Ahora, 24 años después, Ismail, de 32 años, su esposa y sus dos hijas de seis y ocho años se habían visto forzados a dejar Crimea, esta vez para ir a la pequeña ciudad de Sokal en el oeste de Ucrania.

Cuando las tropas rusas ingresaron a Crimea, Ismail vivía en Simferopol, capital de la región. Pasó sus días manejando el negocio de venta de dulces orientales. Apreciaba la relativa tolerancia de Ucrania respecto de los tártaros de Crimea y apoyaba la integración con la UE. A medida que las protestas a favor de Europa se diseminaban por todo el país, Ismail pensó que era su deber cívico participar.

En febrero de 2014, políticos prorrusos de Crimea decidieron votar para autorizar la realización de un referéndum sobre si los ciudadanos de Crimea querían separarse de Ucrania y volver a ser parte de Rusia. Una manifestación de 5.000 tártaros de Crimea rodeó el edificio legislativo de Simferopol, con Ismail entre ellos, para impedir la votación.

Al caer la tarde, les indicaron que volvieran a sus casas. Se sentían inquietos, recuerda Ismail, pero los líderes del partido tártaro de Crimea les aseguraron que todo iría bien. Al día siguiente intentaron reunirse nuevamente en el mismo lugar, pero encontraron que las calles estaban plagadas de soldados sin insignias pero armados. Ismail supuso que eran rusos. “Y ahí realmente comenzamos a sentir miedo”, confiesa.

A los pocos días, las tropas rusas empezaron a copar Simferopol. Ismail llegó a contar 70 camiones con tropas, a medida que iban llegando. Escuchó que bandas de matones enmascarados estaban saqueando las casas tártaras y golpeando a sus habitantes. A principios de marzo, desapareció un activista de la comunidad de Ismail: Reshat Ametov fue hallado sin vida en una zanja dos semanas más tarde, desnudo y esposado. “Más tarde nos dimos cuenta de que en algunas áreas, las casas de los tártaros de Crimea estaban marcadas con una cruz”, comenta Ismail. Él y sus vecinos creían que se los identificaba como objetivos para saqueos.

Ismail se unió a un grupo tártaro de defensa personal que patrullaba las calles para detectar disturbios. El referéndum se realizó en marzo y Crimea fue absorbida como parte de Rusia, y si bien la comunidad internacional lo declaró ilegal, no se llevó a cabo ninguna acción. Para Ismael, la sensación de que la armada ucraniana pudiera formar parte de la represión y el desvanecimiento de las tradiciones musulmanas de los tártaros se estaba convirtiendo en una rutina. Ismail decidió que era momento de irse.

Luego de llevar a su familia a Sokal, trabajó como voluntario para el Movimiento Crimeo donde prestaba asistencia a las familias que habían sido desplazadas. Ismail perdió su negocio. Si bien resultó doloroso, dice que había cosas peores como perder sus valores. Se concentró en lo positivo.

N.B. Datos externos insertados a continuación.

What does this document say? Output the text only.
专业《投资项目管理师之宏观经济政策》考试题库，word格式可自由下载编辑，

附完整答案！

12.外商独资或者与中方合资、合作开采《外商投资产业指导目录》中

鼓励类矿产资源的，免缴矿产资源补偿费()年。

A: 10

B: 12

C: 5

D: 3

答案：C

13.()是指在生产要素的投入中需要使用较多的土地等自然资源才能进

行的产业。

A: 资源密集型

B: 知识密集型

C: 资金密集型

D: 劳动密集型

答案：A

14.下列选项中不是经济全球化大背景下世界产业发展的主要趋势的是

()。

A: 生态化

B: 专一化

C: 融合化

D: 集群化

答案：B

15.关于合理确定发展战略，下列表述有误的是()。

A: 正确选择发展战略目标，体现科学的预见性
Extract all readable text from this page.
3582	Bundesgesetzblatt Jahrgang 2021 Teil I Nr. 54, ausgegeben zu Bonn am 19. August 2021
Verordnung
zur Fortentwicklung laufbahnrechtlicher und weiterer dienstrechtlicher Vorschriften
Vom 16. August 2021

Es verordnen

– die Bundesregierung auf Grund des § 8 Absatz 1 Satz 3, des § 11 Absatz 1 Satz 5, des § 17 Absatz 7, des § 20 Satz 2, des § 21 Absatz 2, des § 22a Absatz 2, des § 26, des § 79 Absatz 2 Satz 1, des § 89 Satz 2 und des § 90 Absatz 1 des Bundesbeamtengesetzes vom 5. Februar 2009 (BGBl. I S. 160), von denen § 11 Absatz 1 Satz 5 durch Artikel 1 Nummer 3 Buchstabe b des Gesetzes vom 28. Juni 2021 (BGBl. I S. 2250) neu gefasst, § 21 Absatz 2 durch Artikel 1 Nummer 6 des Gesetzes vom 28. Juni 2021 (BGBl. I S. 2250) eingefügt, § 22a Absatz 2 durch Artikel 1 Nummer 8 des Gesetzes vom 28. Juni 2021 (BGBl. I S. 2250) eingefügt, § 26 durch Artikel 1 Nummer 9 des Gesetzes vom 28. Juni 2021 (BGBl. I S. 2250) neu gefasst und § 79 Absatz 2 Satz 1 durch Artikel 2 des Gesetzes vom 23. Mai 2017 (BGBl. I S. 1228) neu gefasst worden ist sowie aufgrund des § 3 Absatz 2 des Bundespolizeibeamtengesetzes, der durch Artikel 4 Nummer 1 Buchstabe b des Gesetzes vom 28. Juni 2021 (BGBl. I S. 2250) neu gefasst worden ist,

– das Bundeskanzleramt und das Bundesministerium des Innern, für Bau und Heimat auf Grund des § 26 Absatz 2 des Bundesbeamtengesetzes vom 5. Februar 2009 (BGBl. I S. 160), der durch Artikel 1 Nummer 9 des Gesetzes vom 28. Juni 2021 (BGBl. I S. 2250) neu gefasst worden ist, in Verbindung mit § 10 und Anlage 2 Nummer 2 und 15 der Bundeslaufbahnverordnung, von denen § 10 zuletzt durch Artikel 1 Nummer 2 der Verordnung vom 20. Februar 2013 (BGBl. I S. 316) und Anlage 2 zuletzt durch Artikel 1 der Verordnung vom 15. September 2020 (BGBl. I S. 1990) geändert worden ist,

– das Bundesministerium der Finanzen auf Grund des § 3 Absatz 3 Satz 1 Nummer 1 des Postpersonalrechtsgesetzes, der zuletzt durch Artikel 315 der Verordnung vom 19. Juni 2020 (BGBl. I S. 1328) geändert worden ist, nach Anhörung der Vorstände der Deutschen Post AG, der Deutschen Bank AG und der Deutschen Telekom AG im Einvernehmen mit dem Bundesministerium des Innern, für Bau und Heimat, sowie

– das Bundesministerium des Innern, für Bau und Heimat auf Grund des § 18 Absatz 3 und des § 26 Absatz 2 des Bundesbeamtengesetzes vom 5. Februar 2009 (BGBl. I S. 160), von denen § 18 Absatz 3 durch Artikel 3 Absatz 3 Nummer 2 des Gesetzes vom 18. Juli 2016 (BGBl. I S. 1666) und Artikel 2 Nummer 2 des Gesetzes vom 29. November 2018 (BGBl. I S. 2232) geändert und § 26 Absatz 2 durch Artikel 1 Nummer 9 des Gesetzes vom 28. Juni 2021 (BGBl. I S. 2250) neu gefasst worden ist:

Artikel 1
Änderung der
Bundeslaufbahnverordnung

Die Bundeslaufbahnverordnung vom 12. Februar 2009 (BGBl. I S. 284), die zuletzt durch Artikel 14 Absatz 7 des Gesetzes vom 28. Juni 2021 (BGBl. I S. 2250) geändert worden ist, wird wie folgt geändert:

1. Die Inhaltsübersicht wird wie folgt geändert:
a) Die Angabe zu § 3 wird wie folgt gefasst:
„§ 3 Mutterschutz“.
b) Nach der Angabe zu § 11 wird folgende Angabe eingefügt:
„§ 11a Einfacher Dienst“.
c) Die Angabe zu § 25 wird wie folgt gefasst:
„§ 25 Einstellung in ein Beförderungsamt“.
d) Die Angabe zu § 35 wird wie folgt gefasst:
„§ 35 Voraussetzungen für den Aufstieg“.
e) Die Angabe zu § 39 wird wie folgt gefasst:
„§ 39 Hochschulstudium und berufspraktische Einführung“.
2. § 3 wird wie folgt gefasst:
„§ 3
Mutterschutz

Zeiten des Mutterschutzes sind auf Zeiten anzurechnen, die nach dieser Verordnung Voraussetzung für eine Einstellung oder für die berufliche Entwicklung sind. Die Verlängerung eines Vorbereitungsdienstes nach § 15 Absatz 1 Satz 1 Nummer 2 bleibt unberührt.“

“En 24 años en Crimea, muchos tártaros se han enfocado en sus problemas cotidianos y en mejorar su posición social”, comenta. “Ahora estamos todos en la misma situación y estamos tratando de recuperar las raíces”. Más allá de las diferencias religiosas, los ucranianos comparten raíces históricas y lingüísticas con los tártaros de Crimea, afirma, además de una causa común. Y con una sonrisa, agrega: “De hecho, la palabra maidán, tal como aparece en EuroMaidán y que significa plaza, fue tomada del tártaro crimeo”. A veces sus hijas le preguntan si volverán a casa. “Les digo que sí”, afirma. “Y así lo creo. Ni hoy ni mañana, pero sí en el futuro. Pienso que es nuestro destino”.

Se cree que Ismail y su familia  han dejado Ucrania y ahora viven en Polonia.